THIS is a useful and intriguing little book, which speaks to one of the greatest dilemmas facing the contemporary Church: how is the Church to grow while retaining its increasingly elderly core?
Boil this down to its scriptural sources, and we encounter the paradox of the title. Jesus speaks of the importance of our becoming as little children if we are to enter the Kingdom. We need to become children to recognise our need for God, to come to faith with wonder and delight, to be learners and enthusiasts. Yet, at the same time, scripture suggests that faith develops; that maturity matters; and that a growth in wisdom and understanding is the fruit of faithfulness.
Superficially, there seems little holding today’s Church together. There is a conflict between contemporary and traditional worship. There are churches that attract the young(-ish), and others that sustain the more elderly. Yet, in its essence, the Church is a household. It needs, like any family, to find ways of providing both enthusiasm and reflection, youth and maturity.
The author’s experience of family and fatherhood helps him to understand how, with luck and patience, old and young can become gifts to one another. In a reflection on the significance of the sabbath, he ponders on whether it is possible to be a “grown-up child”, one who is able to live playfully besides managing the self-disciplines that are necessary for adult life.
Newman comes from a certain kind of Evangelical background, and this shows itself in what I sometimes found a gratingly wooden approach to scripture.
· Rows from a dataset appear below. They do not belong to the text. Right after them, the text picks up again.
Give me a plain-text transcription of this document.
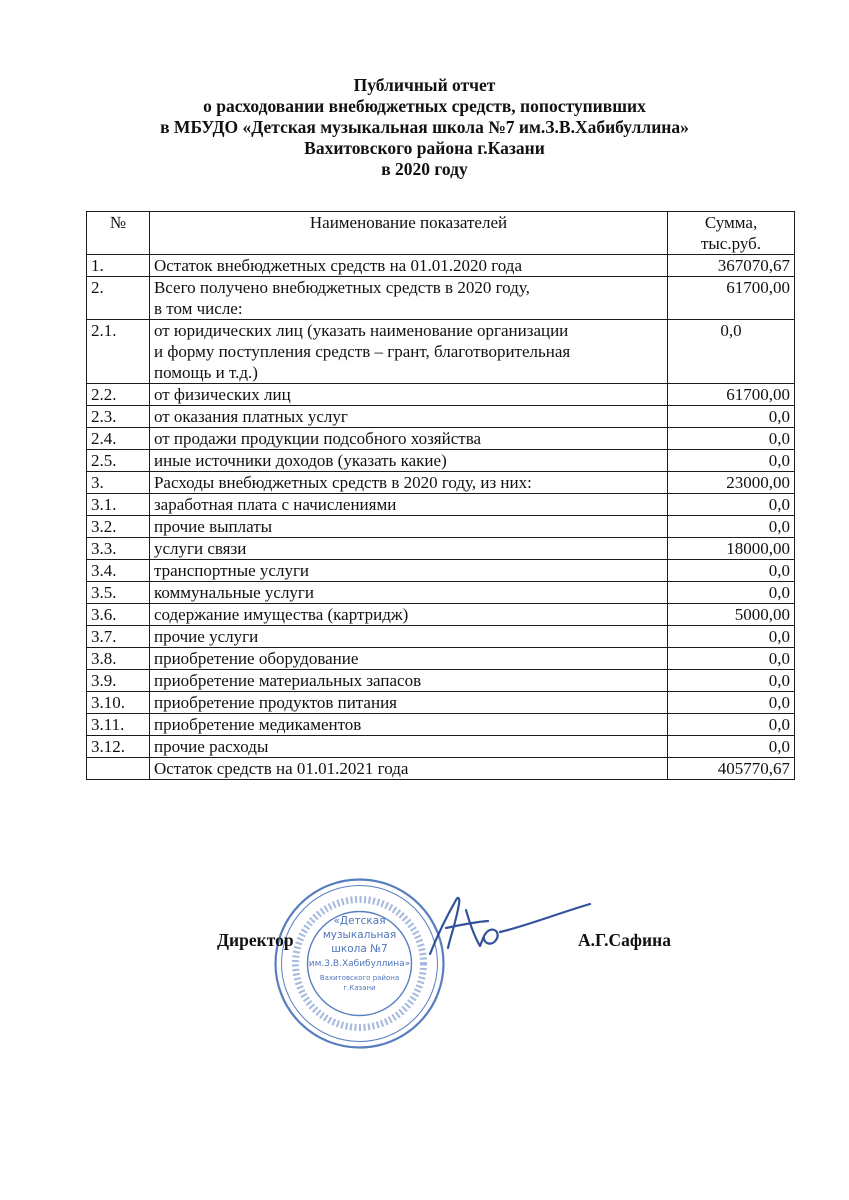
Публичный отчет
о расходовании внебюджетных средств, попоступивших
в МБУДО «Детская музыкальная школа №7 им.З.В.Хабибуллина»
Вахитовского района г.Казани
в 2020 году
№	Наименование показателей	Сумма,
тыс.руб.

1.	Остаток внебюджетных средств на 01.01.2020 года	367070,67
2.	Всего получено внебюджетных средств в 2020 году,
в том числе:	61700,00
2.1.	от юридических лиц (указать наименование организации
и форму поступления средств – грант, благотворительная
помощь и т.д.)	0,0
2.2.	от физических лиц	61700,00
2.3.	от оказания платных услуг	0,0
2.4.	от продажи продукции подсобного хозяйства	0,0
2.5.	иные источники доходов (указать какие)	0,0
3.	Расходы внебюджетных средств в 2020 году, из них:	23000,00
3.1.	заработная плата с начислениями	0,0
3.2.	прочие выплаты	0,0
3.3.	услуги связи	18000,00
3.4.	транспортные услуги	0,0
3.5.	коммунальные услуги	0,0
3.6.	содержание имущества (картридж)	5000,00
3.7.	прочие услуги	0,0
3.8.	приобретение оборудование	0,0
3.9.	приобретение материальных запасов	0,0
3.10.	приобретение продуктов питания	0,0
3.11.	приобретение медикаментов	0,0
3.12.	прочие расходы	0,0
	Остаток средств на 01.01.2021 года	405770,67
«Детская
музыкальная
школа №7
им.З.В.Хабибуллина»
Вахитовского района
г.Казани
Директор	А.Г.Сафина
But, if that can be tolerated or overlooked, there are useful insights here, not least that a genuine interdependence between youth and experience is not only possible, but also necessary and creative.
Life and death are interconnected. One spur to this central insight was the death from cancer of the Charismatic leader David Watson. This made a deep impact on a whole generation. It questioned the triumphalism of the Evangelical Charismatic tradition and spurred many into growing up into a faith less driven by exciting, but ultimately passing, emotions.
This would be a good volume for informal study, especially in church communities that are seeking a new way to handle challenges from the past and future. Each chapter ends with probing questions for further thought and discussion.
The Revd Angela Tilby is a Canon Emeritus of Christ Church, Oxford.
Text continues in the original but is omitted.